Attaqué de partout, BP annonce qu’il paiera les coûts de nettoyage

Marc Roche Londres

Le groupe pétrolier britannique, exploitant de la plate-forme qui a sombré dans le golfe du Mexique, veut redorer son blason. L’action a perdu quelque 20% de sa valeur en 10 jours

Invité du Forum économique mondial de Davos fin janvier, Tony Hayward, le directeur général de BP, avait fait forte impression en se déclarant optimiste sur la capacité des majors des hydrocarbures à relever le «défi de l’offre» face à la flambée de la demande des pays émergents.

Ce docteur en géologie de l’Université d’Edimbourg, âgé de 52 ans, avait cité en exemple les opérations de sa compagnie dans le golfe du Mexique.
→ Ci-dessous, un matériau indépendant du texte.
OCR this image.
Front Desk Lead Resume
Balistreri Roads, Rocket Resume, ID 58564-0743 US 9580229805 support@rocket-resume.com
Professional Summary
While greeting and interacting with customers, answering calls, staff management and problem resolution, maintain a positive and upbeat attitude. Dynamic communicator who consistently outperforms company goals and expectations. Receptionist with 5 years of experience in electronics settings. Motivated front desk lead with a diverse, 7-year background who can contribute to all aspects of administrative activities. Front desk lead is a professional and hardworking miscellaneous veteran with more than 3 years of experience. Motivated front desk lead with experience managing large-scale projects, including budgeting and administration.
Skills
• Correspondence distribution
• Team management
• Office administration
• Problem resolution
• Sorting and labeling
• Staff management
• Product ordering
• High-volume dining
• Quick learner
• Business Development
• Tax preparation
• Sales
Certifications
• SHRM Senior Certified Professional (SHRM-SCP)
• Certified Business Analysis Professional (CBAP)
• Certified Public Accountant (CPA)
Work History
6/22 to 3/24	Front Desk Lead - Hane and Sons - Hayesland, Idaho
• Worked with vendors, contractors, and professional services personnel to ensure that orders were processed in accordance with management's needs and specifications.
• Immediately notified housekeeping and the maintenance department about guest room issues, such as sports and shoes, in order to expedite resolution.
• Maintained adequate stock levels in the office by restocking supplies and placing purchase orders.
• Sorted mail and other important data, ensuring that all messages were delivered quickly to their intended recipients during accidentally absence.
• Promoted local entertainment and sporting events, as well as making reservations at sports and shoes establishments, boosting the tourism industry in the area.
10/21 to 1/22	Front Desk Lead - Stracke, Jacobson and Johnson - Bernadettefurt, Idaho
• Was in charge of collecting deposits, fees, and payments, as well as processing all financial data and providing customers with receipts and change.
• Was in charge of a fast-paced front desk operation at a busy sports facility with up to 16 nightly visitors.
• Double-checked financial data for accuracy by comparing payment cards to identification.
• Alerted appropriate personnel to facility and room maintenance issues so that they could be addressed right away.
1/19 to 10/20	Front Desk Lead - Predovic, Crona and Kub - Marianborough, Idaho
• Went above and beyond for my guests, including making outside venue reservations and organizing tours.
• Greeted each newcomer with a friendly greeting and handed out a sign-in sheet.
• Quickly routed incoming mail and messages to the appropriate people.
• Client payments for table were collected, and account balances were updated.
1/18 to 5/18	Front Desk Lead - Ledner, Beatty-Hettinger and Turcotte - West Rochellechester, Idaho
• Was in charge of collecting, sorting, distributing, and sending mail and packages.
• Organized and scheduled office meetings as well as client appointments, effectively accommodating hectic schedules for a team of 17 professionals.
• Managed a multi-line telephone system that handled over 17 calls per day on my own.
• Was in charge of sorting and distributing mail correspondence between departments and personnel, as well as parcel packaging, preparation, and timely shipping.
Quelques mois auparavant, BP y avait en effet découvert un nouveau gisement gigantesque baptisé Tiber, situé à 1500 mètres de profondeur.

Ce filon supplémentaire devait permettre à BP d’affirmer sa place de premier producteur de la région, loin devant Shell, Exxon et Chevron.

Aujourd’hui, l’heure n’est plus à l’euphorie. La marée noire provoquée par le naufrage, le 22 avril, de Deepwater Horizon, une autre plate-forme exploitée par BP dans le golfe, a fait chuter le cours de bourse du titre (–12%). Les investisseurs anglo-saxons sont inquiets des retombées négatives sur le bilan et la réputation de la société. Lundi, le groupe a annoncé payer «tous les coûts nécessaires et appropriés de nettoyage» de la marée noire

A la clôture boursière du 30 avril, 23 milliards de dollars de capitalisation boursière s’étaient envolés. «La réaction des marchés est exagérée»: la City a fait la sourde oreille aux appels à la raison des analystes de la banque d’affaires américaine Goldman Sachs, pourtant jugés les meilleurs du secteur pétrolier.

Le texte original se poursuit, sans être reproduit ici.